Elections were held under the new constitution of 1962- first the President and then the National and Provincial Assemblies were elected. Miss Fatima Jinnah, the sister of the nation’s founder Quid-e-Azam Mohammad Ali Jinnah, stood against President Ayub and got tremendous support particularly in East Pakistan. Ayub Khan, however, was elected easily. There was opposition to the National Assembly elections, but there was no consensus. Maulvi Tamizuddin Khan sought election to the National Assembly and got elected from a Dacca-Faridpur constituency without much difficulty. Others elected from East Pakistan included Khan A. Sabur, Wahiduzzaman, Lal Miah, Fazlul Quader Chowdhury, Shah Azizur Rahman and so on.

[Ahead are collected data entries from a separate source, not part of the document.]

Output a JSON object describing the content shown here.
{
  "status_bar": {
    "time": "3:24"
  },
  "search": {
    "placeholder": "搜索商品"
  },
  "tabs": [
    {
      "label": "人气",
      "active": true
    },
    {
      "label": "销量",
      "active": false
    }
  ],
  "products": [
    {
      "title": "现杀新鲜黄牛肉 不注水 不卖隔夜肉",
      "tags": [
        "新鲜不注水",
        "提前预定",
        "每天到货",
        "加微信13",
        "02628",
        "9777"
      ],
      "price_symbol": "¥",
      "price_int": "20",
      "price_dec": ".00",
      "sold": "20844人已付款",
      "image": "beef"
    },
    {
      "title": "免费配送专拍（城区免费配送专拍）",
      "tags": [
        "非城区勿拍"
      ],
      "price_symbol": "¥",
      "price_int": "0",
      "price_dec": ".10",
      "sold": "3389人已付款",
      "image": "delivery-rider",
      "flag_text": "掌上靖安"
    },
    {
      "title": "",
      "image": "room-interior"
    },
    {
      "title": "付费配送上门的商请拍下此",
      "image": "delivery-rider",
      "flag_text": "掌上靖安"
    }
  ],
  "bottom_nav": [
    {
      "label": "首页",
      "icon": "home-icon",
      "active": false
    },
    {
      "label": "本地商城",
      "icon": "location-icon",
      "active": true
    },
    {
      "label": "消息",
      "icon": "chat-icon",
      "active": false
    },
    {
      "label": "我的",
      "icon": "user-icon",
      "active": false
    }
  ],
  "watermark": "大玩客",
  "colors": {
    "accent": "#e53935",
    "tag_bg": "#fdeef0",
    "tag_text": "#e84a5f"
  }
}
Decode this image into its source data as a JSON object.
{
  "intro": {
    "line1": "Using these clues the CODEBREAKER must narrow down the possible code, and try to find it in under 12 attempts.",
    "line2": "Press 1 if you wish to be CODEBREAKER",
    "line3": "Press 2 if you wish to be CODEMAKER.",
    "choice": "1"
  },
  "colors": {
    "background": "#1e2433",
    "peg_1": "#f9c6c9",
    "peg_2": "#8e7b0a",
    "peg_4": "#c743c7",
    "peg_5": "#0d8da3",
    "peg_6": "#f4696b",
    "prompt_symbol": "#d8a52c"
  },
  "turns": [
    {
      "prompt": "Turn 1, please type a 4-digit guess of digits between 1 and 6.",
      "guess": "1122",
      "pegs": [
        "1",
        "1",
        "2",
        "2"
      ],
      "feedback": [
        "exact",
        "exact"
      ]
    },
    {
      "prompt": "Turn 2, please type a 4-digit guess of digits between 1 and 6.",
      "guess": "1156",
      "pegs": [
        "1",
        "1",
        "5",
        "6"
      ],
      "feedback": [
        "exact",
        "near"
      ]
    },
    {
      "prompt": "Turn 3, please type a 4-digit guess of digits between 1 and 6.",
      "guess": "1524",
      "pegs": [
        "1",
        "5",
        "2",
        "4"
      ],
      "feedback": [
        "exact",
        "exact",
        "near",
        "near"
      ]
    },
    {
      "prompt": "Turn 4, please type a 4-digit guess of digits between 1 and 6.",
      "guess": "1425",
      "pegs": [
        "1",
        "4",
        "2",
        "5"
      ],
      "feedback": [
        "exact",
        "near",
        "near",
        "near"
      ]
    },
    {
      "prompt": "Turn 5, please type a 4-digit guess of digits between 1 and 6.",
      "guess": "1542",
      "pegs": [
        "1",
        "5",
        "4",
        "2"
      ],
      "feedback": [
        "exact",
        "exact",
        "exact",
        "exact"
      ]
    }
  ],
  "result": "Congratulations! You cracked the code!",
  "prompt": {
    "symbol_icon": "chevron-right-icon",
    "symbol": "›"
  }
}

Maulvi Tamizuddin Khan was elected the Speaker of the Pakistan National Assembly uncontested, which position be held with dignity till his death on August 19, 1963. Twice he acted as the President of Pakistan during Ayub’s absence. However, no one could feel that Maulvi Saheb was the President, such was his simplicity and humility.

He enjoyed tremendous respect in the House and outside, and there were many instances of a turbulent House coming to quiet order due to his presence. His decisions and rulings as Speaker are still quoted with reverence. His death was rather sudden, and when he knew it was coming, he flew to Dhaka in frail health, to lie buried close to his near and dear ones.